本章节的代码在Mac上完成,Windows平台会有差异。
部署开发测试环境
有两种方式在本机安装开发测试环境:
-
pip install scrapy scrapy shell
使用Vagrant安装Learning Scrapy的Docker Images
git clone https://github.com/scalingexcellence/scrapybook.git cd scrapybook vagrant up --no-parallel
注意:在Mac上,如果没有本地安装docker,则需要修改Vagrant文件,设置d.force_host_vm = true。
开发爬虫代码
网络爬虫的处理流程:
- 指定起始URL
- 指定抓取URL
- 指定抓取Item
- 输出抓取Item
起始URL:
Yelp餐馆页面样例:
餐馆列表 | 餐馆信息 |
---|---|
![]() |
![]() |
抓取项:
- 餐馆基本信息:名字,地址,电话
- 餐馆评价星级
- 餐馆评论信息
首先通过Chrome浏览器找到一个餐馆url的xpath:
//*[@id="super-container"]/div/div[2]/div[1]/div/div[4]/ul[2]/li/div/div[1]/div[1]/div/div[2]/h3/span/a/@href'
然后通过比较其他餐馆url在Firefox的xpath中验证得出通用的xpath:
//*[@id="super-container"]/div/div[2]/div[1]/div/div[4]/ul[2]/li/div/div[1]/div[1]/div/div[2]/h3/span/a/@href
(以后通过机器学习等方式可以做到自动化解析)
截屏演示:
Step 1 | Step 2 | Step 3 | Step 4 |
---|---|---|---|
![]() |
![]() |
![]() |
![]() |
最后得到抓取Yelp网站的第一个Spider:
import scrapy
class YelpSpider(scrapy.Spider):
name = 'yelpspider'
start_urls = ['https://www.yelp.ca/search?find_loc=langley,+BC&cflt=chinese']

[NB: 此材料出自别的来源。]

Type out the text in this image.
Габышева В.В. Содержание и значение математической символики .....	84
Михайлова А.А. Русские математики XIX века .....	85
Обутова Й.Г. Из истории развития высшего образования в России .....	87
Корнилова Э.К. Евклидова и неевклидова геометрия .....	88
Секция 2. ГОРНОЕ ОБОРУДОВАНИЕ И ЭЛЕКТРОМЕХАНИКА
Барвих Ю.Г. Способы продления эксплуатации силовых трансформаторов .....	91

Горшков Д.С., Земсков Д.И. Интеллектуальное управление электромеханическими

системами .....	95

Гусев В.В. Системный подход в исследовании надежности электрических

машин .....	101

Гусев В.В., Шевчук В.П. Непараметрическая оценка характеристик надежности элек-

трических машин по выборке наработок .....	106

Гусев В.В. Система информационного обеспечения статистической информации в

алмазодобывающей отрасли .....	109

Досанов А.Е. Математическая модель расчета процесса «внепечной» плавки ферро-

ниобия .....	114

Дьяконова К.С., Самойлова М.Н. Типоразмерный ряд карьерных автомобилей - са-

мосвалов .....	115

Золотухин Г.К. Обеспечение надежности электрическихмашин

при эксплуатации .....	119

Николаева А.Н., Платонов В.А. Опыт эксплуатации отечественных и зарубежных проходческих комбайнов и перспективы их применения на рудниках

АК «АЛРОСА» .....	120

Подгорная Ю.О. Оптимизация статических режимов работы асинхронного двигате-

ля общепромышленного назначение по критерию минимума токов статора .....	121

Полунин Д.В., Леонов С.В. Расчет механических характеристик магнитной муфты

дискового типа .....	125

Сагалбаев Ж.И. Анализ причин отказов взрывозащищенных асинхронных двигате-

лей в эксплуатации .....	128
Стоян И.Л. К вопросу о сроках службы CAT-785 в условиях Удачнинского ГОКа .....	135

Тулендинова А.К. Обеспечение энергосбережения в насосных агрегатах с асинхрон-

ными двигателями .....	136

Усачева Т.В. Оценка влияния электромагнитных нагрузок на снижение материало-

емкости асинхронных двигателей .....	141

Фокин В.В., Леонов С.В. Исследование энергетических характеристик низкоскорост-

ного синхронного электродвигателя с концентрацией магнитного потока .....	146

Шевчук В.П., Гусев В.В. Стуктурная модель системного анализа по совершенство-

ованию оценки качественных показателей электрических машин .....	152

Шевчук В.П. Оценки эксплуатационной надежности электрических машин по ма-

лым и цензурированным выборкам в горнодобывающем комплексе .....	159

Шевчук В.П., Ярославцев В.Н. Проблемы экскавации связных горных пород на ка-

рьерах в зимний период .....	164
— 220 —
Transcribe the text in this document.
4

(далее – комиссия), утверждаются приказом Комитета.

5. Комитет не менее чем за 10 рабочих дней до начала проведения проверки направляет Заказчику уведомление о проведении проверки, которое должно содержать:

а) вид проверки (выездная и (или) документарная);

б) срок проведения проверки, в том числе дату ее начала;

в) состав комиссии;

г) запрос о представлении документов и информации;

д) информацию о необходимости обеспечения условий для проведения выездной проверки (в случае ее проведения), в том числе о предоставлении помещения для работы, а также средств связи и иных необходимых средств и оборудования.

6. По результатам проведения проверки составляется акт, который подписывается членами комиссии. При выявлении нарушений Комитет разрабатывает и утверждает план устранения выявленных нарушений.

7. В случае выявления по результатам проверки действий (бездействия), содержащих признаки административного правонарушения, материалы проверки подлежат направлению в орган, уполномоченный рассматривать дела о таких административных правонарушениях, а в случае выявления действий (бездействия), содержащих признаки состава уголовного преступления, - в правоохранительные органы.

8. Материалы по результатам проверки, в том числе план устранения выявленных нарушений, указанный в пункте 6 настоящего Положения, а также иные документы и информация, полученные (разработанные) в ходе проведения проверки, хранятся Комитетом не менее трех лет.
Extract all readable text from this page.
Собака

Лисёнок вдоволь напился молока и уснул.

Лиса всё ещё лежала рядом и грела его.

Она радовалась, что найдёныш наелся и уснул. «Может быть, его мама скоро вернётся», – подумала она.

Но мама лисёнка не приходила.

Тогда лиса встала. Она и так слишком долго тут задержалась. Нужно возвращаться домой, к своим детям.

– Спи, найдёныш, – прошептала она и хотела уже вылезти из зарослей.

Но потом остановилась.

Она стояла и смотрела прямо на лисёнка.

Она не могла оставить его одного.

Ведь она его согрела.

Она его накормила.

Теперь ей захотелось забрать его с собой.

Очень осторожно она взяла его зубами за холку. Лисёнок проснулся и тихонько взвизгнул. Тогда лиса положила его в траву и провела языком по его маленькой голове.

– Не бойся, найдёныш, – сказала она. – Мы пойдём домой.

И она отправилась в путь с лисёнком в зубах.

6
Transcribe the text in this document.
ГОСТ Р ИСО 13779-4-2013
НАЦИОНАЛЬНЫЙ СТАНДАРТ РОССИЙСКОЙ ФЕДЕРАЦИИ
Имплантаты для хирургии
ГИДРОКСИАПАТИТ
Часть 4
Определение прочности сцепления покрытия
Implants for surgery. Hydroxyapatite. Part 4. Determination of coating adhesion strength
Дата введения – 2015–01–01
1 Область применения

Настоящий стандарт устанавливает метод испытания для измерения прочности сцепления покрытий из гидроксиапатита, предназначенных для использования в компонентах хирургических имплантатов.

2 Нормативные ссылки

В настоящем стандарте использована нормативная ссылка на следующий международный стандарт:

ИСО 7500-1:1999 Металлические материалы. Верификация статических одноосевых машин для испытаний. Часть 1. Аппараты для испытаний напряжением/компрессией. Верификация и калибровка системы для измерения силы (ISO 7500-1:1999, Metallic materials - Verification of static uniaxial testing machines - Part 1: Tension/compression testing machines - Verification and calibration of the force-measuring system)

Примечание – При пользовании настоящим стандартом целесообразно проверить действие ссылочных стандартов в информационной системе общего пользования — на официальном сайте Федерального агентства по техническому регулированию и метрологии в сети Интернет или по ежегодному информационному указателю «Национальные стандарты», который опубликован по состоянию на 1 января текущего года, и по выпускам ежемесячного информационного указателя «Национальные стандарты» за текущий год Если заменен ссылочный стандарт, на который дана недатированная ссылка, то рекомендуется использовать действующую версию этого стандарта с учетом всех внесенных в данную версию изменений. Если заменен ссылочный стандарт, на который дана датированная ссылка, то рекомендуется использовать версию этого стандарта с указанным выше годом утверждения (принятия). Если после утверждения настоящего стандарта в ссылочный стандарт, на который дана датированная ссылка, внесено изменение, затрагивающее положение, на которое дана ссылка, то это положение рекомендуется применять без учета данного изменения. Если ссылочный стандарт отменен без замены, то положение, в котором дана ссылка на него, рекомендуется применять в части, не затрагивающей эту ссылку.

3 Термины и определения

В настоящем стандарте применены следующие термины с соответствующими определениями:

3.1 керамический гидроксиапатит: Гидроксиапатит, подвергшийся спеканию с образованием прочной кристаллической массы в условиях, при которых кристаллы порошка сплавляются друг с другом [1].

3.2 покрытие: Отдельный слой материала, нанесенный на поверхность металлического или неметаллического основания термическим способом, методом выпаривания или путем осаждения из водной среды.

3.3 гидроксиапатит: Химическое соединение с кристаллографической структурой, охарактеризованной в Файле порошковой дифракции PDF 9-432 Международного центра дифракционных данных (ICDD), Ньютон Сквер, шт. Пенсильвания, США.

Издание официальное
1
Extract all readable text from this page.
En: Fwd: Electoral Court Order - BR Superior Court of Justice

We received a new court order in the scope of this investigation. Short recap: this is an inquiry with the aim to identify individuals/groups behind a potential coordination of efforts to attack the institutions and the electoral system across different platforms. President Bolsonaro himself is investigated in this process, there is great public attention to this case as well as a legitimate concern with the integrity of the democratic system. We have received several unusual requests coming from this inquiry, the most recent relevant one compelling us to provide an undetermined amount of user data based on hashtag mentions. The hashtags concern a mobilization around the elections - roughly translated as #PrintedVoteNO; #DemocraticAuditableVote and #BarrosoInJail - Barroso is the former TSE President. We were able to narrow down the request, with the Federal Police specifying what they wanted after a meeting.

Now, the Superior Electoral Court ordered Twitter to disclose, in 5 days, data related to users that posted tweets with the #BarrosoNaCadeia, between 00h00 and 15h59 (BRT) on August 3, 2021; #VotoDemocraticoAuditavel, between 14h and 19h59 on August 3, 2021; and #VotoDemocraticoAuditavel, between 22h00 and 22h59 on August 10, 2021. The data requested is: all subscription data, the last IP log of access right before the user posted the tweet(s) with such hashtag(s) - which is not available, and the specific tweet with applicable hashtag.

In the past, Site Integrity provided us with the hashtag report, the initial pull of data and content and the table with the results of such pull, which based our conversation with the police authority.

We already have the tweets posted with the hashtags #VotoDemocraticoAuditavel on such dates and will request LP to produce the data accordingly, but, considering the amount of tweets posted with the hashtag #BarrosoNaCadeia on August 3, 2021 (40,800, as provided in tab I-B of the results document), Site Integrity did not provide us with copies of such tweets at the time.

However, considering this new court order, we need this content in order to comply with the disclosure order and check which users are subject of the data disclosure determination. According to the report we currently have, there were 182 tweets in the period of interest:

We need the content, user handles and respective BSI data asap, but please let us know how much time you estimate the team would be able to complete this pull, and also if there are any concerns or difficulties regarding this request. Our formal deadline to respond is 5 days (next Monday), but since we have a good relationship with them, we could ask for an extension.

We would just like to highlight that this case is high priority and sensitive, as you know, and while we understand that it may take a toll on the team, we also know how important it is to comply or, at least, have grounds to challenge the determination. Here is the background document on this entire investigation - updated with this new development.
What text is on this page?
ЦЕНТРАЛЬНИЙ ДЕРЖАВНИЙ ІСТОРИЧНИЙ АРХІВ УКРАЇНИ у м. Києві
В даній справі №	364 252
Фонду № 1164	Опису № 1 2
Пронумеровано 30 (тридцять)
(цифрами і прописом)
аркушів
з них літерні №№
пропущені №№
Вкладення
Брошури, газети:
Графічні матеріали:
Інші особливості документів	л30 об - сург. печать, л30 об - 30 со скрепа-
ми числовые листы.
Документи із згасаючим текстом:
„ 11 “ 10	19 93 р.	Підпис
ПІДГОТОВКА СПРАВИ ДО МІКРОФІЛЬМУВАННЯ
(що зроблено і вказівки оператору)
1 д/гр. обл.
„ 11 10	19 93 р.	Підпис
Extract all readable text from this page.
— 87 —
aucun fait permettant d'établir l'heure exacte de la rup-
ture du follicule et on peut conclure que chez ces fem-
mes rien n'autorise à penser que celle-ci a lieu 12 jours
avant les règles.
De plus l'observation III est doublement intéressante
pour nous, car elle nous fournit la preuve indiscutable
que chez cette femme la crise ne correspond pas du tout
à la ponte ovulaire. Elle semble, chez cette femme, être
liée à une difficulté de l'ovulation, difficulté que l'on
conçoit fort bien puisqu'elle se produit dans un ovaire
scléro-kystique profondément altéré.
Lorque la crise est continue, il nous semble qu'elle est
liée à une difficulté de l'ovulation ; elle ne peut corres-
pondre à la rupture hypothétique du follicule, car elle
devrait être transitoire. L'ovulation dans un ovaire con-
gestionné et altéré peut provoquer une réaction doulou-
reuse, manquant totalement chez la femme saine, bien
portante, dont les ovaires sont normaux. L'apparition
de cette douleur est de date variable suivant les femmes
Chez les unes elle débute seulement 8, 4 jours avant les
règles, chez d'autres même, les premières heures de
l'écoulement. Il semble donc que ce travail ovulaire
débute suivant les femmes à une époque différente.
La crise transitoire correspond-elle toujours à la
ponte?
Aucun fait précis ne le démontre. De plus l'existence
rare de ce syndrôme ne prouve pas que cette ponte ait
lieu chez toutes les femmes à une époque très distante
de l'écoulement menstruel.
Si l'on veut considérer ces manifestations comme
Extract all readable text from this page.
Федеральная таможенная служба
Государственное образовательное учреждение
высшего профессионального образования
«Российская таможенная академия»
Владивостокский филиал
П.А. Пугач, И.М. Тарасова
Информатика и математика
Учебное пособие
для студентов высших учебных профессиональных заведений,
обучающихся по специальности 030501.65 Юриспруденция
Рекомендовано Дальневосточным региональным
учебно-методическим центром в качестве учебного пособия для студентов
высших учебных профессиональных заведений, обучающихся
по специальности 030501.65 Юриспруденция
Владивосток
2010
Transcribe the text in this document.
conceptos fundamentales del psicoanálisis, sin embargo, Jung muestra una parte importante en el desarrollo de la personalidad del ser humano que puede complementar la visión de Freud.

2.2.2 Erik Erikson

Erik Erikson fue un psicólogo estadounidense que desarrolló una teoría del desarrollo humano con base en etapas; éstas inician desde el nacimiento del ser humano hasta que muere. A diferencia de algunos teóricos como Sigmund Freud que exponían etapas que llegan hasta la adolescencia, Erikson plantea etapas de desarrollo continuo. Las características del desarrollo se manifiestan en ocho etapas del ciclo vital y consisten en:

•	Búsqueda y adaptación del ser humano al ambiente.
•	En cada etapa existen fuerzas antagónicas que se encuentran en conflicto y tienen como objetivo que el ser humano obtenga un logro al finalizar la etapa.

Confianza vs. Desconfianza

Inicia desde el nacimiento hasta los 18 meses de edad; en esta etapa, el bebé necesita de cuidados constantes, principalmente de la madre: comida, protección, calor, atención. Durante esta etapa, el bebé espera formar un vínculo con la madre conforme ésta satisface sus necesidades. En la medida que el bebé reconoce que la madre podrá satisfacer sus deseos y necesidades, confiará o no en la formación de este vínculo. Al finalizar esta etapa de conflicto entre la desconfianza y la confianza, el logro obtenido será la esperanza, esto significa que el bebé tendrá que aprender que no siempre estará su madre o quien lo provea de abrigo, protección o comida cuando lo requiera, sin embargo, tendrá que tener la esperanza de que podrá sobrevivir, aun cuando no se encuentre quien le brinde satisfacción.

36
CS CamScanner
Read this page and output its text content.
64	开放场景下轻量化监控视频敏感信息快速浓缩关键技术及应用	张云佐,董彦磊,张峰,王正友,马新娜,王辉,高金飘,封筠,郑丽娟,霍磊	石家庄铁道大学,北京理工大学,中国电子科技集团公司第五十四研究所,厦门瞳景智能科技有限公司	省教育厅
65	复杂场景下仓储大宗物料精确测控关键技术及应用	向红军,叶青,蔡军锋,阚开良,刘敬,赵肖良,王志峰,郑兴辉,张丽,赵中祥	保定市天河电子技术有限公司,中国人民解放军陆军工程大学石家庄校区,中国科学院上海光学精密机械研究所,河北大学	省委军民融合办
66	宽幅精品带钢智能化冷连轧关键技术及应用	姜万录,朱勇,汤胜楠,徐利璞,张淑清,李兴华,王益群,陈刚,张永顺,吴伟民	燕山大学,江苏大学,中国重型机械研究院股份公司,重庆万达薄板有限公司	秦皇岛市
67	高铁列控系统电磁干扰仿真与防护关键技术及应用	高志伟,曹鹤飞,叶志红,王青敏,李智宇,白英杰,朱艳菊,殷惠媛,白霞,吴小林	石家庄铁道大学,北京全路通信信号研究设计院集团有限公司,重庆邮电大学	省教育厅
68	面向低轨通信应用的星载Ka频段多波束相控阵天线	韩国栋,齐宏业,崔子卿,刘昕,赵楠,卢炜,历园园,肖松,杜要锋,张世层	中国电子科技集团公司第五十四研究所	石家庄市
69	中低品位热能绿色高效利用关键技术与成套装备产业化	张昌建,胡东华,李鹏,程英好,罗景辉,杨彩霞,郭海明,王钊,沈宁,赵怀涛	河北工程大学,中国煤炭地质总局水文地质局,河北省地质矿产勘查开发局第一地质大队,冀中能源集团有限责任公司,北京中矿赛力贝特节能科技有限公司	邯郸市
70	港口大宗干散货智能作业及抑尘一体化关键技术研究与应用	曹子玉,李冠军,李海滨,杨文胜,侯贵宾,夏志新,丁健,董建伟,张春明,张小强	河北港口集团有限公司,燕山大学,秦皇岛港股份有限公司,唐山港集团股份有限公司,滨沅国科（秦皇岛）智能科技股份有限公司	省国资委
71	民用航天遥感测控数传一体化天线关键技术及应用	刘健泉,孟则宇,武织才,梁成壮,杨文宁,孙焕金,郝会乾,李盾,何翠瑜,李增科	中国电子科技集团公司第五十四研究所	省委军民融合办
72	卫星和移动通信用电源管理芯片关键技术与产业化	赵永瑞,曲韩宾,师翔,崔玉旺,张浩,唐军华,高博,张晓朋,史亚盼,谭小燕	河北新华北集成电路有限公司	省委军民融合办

def parse(self, response):
urls = response.xpath('//*[@id="super-container"]/div/div[2]/div[1]/div/div[4]/ul[2]/li/div/div[1]/div[1]/div/div[2]/h3/span/a/@href').extract()
for url in urls:
yield {'url': response.urljoin(url)}
运行命令:
$ scrapy runspider YelpSpider.py -o urls.json
得到结果:
[
{"url": "https://www.yelp.ca/biz/luxe-chinese-seafood-restaurant-langley"},
{"url": "https://www.yelp.ca/biz/golden-river-express-langley"},
{"url": "https://www.yelp.ca/biz/yummy-house-restaurant-langley"},
{"url": "https://www.yelp.ca/biz/empire-garden-chinese-restaurant-langley"},
{"url": "https://www.yelp.ca/biz/chans-palace-langley-2"},
{"url": "https://www.yelp.ca/biz/silver-dragon-restaurant-langley"},
{"url": "https://www.yelp.ca/biz/chop-chop-take-out-langley"},
{"url": "https://www.yelp.ca/biz/dragon-garden-chinese-restaurant-langley"},
{"url": "https://www.yelp.ca/biz/wongs-chinese-seafood-restaurant-langley"},
{"url": "https://www.yelp.ca/biz/oriental-pearl-langley"}
]
我们需要把全部餐馆的链接抓取下来,因此按照上面的方法找出Next链接的xpath,递归抓取全部url:
import scrapy
class YelpSpider(scrapy.Spider):
name = 'yelpspider'
start_urls = ['https://www.yelp.ca/search?find_loc=langley,+BC&cflt=chinese']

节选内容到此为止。